Acaba de salir un oportuno libro, Twilight of Democracy (El crepúsculo de la democracia), el último de Anne Applebaum, donde nos advierte que el mundo democrático está “envejecido, frío y cansado” y que esta atmósfera ha abierto la puerta a un fundamentalismo de derecha. Y la Unidad de Inteligencia de The Economist viene destacando, en sus últimos informes, un deterioro progresivo en la percepción de la democracia. En su último índice de democracia, la salud democrática global llegó a los 5,44 puntos (sobre un total de 10), algunas décimas por debajo del resultado del año anterior.

Esta tendencia a la baja es lo que ha motivado que muchos analistas, como el politólogo Larry Diamond, hablen de “recesión democrática” además de la recesión económica. Y desde hace algunos años, los datos de la Encuesta Mundial de Valores concluyen que los europeos y norteamericanos cada vez creen menos importante vivir en una democracia. La indiferencia democrática y la fatiga social respecto a la política son un poderoso explosivo. La pandemia puede estar acelerando esta decantación perversa. La covid-19 evidencia que solo los comportamientos colectivos pueden ser efectivos. Que no podemos externalizar, en nuestros agotados y exhaustos sistemas de salud —y en la tan esperada como lejana vacuna—, nuestra responsabilidad personal. Y que no hay salida si no es colectiva, comunitaria y solidaria. La política se enfrenta, en esta situación, a un reto más inspirador que coercitivo, más ejemplar que regulador, más motivador que imperativo. ¿Estamos preparados?

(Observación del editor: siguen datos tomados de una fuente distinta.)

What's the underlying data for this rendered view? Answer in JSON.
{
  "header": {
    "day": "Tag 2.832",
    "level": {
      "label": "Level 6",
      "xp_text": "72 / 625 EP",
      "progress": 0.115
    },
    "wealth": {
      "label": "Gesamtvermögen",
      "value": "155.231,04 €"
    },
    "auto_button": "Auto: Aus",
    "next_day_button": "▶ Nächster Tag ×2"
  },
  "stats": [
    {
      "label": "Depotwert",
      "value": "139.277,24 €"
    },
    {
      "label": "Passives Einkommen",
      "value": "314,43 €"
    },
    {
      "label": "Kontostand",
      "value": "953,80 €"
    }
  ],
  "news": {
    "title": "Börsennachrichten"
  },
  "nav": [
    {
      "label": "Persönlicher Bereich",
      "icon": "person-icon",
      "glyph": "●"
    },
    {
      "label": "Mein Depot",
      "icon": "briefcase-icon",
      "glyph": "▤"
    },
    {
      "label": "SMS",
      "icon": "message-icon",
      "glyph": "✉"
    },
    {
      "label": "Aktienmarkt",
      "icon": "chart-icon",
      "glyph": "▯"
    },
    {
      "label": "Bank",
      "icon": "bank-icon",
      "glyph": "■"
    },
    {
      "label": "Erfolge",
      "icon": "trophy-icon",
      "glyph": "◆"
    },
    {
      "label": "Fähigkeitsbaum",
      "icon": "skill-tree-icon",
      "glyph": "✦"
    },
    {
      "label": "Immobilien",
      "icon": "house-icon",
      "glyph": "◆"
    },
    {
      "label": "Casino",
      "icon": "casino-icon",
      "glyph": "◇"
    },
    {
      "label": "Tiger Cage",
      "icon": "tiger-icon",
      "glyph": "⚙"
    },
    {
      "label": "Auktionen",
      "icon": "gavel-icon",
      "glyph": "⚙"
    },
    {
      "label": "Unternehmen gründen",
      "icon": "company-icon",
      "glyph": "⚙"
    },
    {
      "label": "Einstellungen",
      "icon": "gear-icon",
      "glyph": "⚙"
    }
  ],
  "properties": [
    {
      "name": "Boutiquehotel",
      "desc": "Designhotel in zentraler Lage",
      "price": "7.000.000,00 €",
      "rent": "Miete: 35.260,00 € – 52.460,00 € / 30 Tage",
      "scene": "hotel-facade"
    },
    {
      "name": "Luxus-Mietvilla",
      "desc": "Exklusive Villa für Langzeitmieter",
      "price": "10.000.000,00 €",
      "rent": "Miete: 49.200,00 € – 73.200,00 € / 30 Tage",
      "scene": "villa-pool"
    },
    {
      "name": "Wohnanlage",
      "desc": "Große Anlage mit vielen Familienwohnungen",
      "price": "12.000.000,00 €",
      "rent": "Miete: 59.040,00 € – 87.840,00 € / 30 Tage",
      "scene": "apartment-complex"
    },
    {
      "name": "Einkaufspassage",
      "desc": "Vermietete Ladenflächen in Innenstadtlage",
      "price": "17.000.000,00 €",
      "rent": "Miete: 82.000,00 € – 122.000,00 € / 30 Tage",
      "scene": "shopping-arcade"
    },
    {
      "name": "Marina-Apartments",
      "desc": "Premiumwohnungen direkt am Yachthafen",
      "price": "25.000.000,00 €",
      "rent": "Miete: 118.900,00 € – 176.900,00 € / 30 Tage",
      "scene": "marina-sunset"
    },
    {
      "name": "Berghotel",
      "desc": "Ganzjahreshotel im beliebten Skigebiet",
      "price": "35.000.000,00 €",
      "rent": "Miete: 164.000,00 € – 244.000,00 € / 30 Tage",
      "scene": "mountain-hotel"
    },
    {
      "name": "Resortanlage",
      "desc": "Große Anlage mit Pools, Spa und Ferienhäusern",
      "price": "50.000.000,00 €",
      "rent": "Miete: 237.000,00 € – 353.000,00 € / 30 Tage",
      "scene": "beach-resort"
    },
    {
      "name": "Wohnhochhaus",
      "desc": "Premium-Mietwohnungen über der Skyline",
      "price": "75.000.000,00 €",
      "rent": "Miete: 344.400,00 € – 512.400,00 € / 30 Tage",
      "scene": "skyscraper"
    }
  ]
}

La fatiga es peligrosa. Puede hacer ineficaces las políticas públicas cuando estas no son aceptadas, respetadas y compartidas. Este hastío, esta posible derrota psicológica de la sociedad, puede dar al traste con todos los esfuerzos económicos y políticos que se están activando. El BOE no entiende el corazón de los fatigados. Hay que rearmarse con fuertes conocimientos de psicología social y psicología del comportamiento. No va de marketing ni de persuasión. Se necesita neurociencia y empatía.

Ya en abril de este año, la OMS publicó una herramienta europea para la comprensión del comportamiento, en la que recomendaba que “comprender los niveles de confianza del público, las percepciones de las personas sobre el riesgo y los obstáculos que pueden encontrar para seguir las medidas recomendadas es fundamental para la eficacia y el éxito de las medidas de respuesta a la pandemia”. Y proseguía: “Nuestro éxito en la lucha contra el nuevo coronavirus depende de que las personas estén informadas, dispuestas y capacitadas para adoptar las medidas de salud pública adecuadas”.

La fatiga sanitaria contagia y se traslada a otra fatiga: la política y democrática. Podemos vencer al virus, pero podemos sucumbir a la infección antidemocrática si no entendemos bien a lo que nos enfrentamos: un virus peligroso y, también, una fatiga contagiosa. Ambas afectan a la salud: la pública y la democrática. Son inseparables.

Antoni Gutiérrez-Rubí es asesor de comunicación.